2017/10/01 10:00

1歳の息子がひらく難民とのコミュニケーション 〈NNNドキュメント'17 サーメル 子連れ写真家とシリア難民〉

写真家・小松由佳。1歳になったばかりの息子・サーメルを小脇に抱え、ヨルダンに降り立つ。4週間の撮影の目的は、シリア難民を撮ること。日本では、シリア人の夫・ラドワンさんが待つ。シリアの砂漠で恋に落ちた2人が日本で暮らすことになったのは、今世紀最大の人道危機・シリア内戦の影響だった。家族と散り散りになり、ラドワンさんだけが由佳さんを頼る形で日本にやってきたのだ。
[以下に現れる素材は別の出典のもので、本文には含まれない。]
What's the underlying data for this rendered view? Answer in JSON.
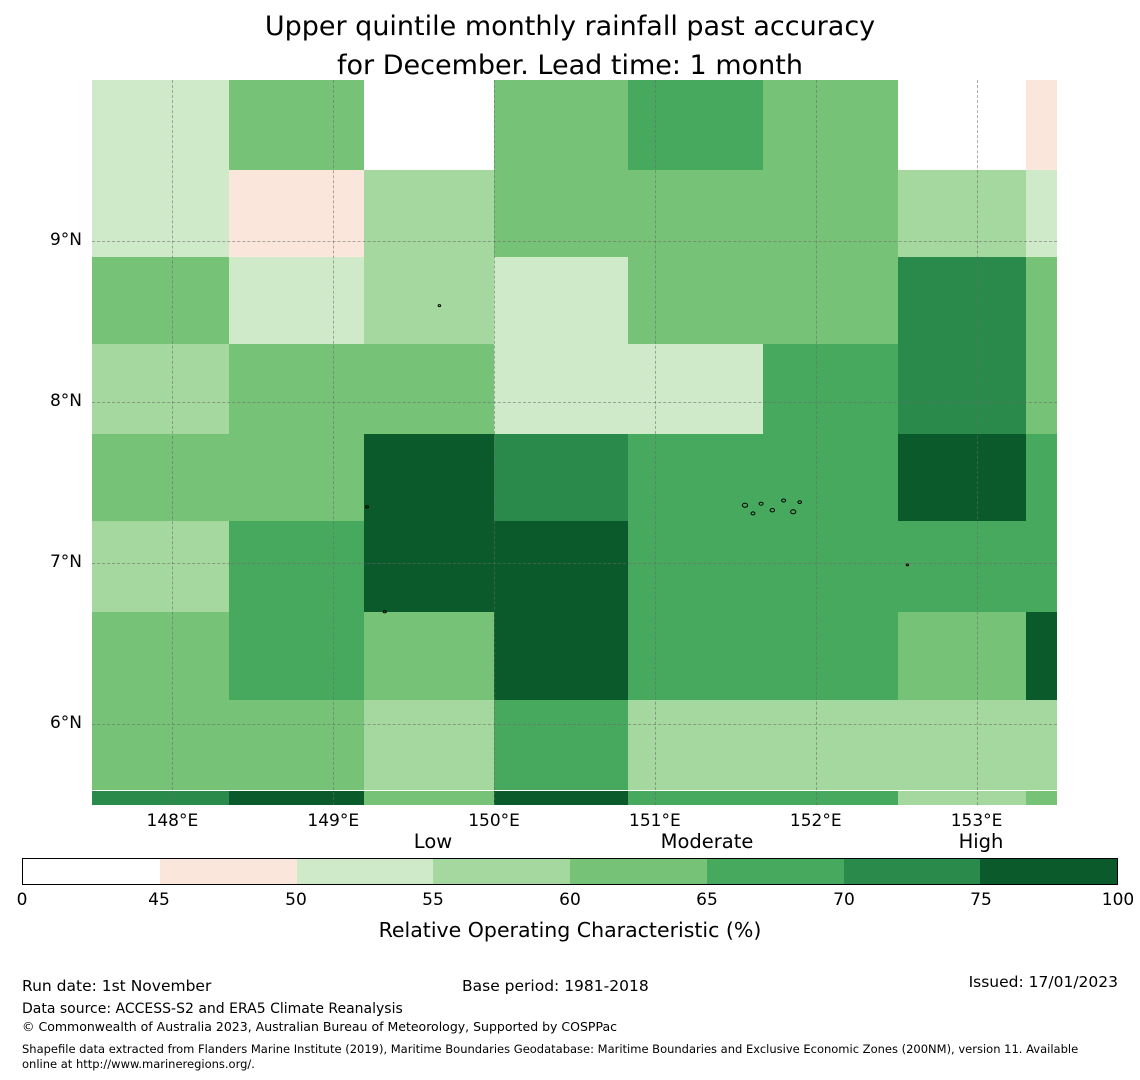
{
  "title": {
    "line1": "Upper quintile monthly rainfall past accuracy",
    "line2": "for December. Lead time: 1 month"
  },
  "chart_data": {
    "type": "heatmap",
    "title": "Upper quintile monthly rainfall past accuracy for December. Lead time: 1 month",
    "value_label": "Relative Operating Characteristic (%)",
    "lon_range": [
      147.5,
      153.5
    ],
    "lat_range": [
      5.5,
      10.0
    ],
    "lon_edges": [
      147.5,
      148.35,
      149.19,
      150.0,
      150.83,
      151.67,
      152.51,
      153.31,
      153.5
    ],
    "lat_edges": [
      10.0,
      9.44,
      8.9,
      8.36,
      7.8,
      7.26,
      6.7,
      6.15,
      5.59,
      5.5
    ],
    "palette": {
      "w": {
        "hex": "#ffffff",
        "range": "0-45"
      },
      "p": {
        "hex": "#fbe6dc",
        "range": "45-50"
      },
      "g1": {
        "hex": "#cfeac8",
        "range": "50-55"
      },
      "g2": {
        "hex": "#a5d89e",
        "range": "55-60"
      },
      "g3": {
        "hex": "#76c276",
        "range": "60-65"
      },
      "g4": {
        "hex": "#47a95e",
        "range": "65-70"
      },
      "g5": {
        "hex": "#2a8a4b",
        "range": "70-75"
      },
      "g6": {
        "hex": "#0a5a2c",
        "range": "75-100"
      }
    },
    "cells": [
      [
        "g1",
        "g3",
        "w",
        "g3",
        "g4",
        "g3",
        "w",
        "p"
      ],
      [
        "g1",
        "p",
        "g2",
        "g3",
        "g3",
        "g3",
        "g2",
        "g1"
      ],
      [
        "g3",
        "g1",
        "g2",
        "g1",
        "g3",
        "g3",
        "g5",
        "g3"
      ],
      [
        "g2",
        "g3",
        "g3",
        "g1",
        "g1",
        "g4",
        "g5",
        "g3"
      ],
      [
        "g3",
        "g3",
        "g6",
        "g5",
        "g4",
        "g4",
        "g6",
        "g4"
      ],
      [
        "g2",
        "g4",
        "g6",
        "g6",
        "g4",
        "g4",
        "g4",
        "g4"
      ],
      [
        "g3",
        "g4",
        "g3",
        "g6",
        "g4",
        "g4",
        "g3",
        "g6"
      ],
      [
        "g3",
        "g3",
        "g2",
        "g4",
        "g2",
        "g2",
        "g2",
        "g2"
      ],
      [
        "g5",
        "g6",
        "g3",
        "g6",
        "g4",
        "g4",
        "g2",
        "g3"
      ]
    ],
    "gridlines": {
      "lons": [
        148,
        149,
        150,
        151,
        152,
        153
      ],
      "lats": [
        9,
        8,
        7,
        6
      ]
    },
    "x_ticks": [
      {
        "value": 148,
        "label": "148°E"
      },
      {
        "value": 149,
        "label": "149°E"
      },
      {
        "value": 150,
        "label": "150°E"
      },
      {
        "value": 151,
        "label": "151°E"
      },
      {
        "value": 152,
        "label": "152°E"
      },
      {
        "value": 153,
        "label": "153°E"
      }
    ],
    "y_ticks": [
      {
        "value": 9,
        "label": "9°N"
      },
      {
        "value": 8,
        "label": "8°N"
      },
      {
        "value": 7,
        "label": "7°N"
      },
      {
        "value": 6,
        "label": "6°N"
      }
    ],
    "islands": [
      {
        "lon": 149.66,
        "lat": 8.6,
        "r": 1.3
      },
      {
        "lon": 149.21,
        "lat": 7.35,
        "r": 1.5
      },
      {
        "lon": 149.32,
        "lat": 6.7,
        "r": 1.5
      },
      {
        "lon": 151.56,
        "lat": 7.36,
        "r": 2.6
      },
      {
        "lon": 151.61,
        "lat": 7.31,
        "r": 2.0
      },
      {
        "lon": 151.66,
        "lat": 7.37,
        "r": 2.0
      },
      {
        "lon": 151.73,
        "lat": 7.33,
        "r": 2.2
      },
      {
        "lon": 151.8,
        "lat": 7.39,
        "r": 2.0
      },
      {
        "lon": 151.86,
        "lat": 7.32,
        "r": 2.6
      },
      {
        "lon": 151.9,
        "lat": 7.38,
        "r": 1.8
      },
      {
        "lon": 152.57,
        "lat": 6.99,
        "r": 1.2
      }
    ]
  },
  "colorbar": {
    "segment_codes": [
      "w",
      "p",
      "g1",
      "g2",
      "g3",
      "g4",
      "g5",
      "g6"
    ],
    "ticks": [
      "0",
      "45",
      "50",
      "55",
      "60",
      "65",
      "70",
      "75",
      "100"
    ],
    "qualitative": [
      {
        "text": "Low",
        "above_tick": "55"
      },
      {
        "text": "Moderate",
        "above_tick": "65"
      },
      {
        "text": "High",
        "above_tick": "75"
      }
    ],
    "label": "Relative Operating Characteristic (%)"
  },
  "footer": {
    "run_date": "Run date: 1st November",
    "base_period": "Base period: 1981-2018",
    "issued": "Issued: 17/01/2023",
    "data_source": "Data source: ACCESS-S2 and ERA5 Climate Reanalysis",
    "copyright": "© Commonwealth of Australia 2023, Australian Bureau of Meteorology, Supported by COSPPac",
    "shapefile": "Shapefile data extracted from Flanders Marine Institute (2019), Maritime Boundaries Geodatabase: Maritime Boundaries and Exclusive Economic Zones (200NM), version 11. Available online at http://www.marineregions.org/."
  }
}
大変な状況だけれど、希望を持って生きる。生活が苦しいのは勿論だが、その部分だけを引き延ばして映したいわけじゃない。日本に住む自分たちと、何ら変わらない、日常の喜びを映したい。だからこそ、彼女の撮影は、話を聞くところから始まる。子だくさんの母の話を聞きながら、自分も息子のオムツを変える。難民の女性たちが読み書きを教わる場では、一緒に授業の席に座る。子連れ、女性。危険地帯では大きな弱点になるその姿が、すっと馴染む武器になる。どこにだって女性の暮らしがあり、子どもの無邪気さは変わらない。無論、サーメルはどこでも人気者だ。ぎゅっと小さな体を抱えると、自然と笑顔がこぼれる。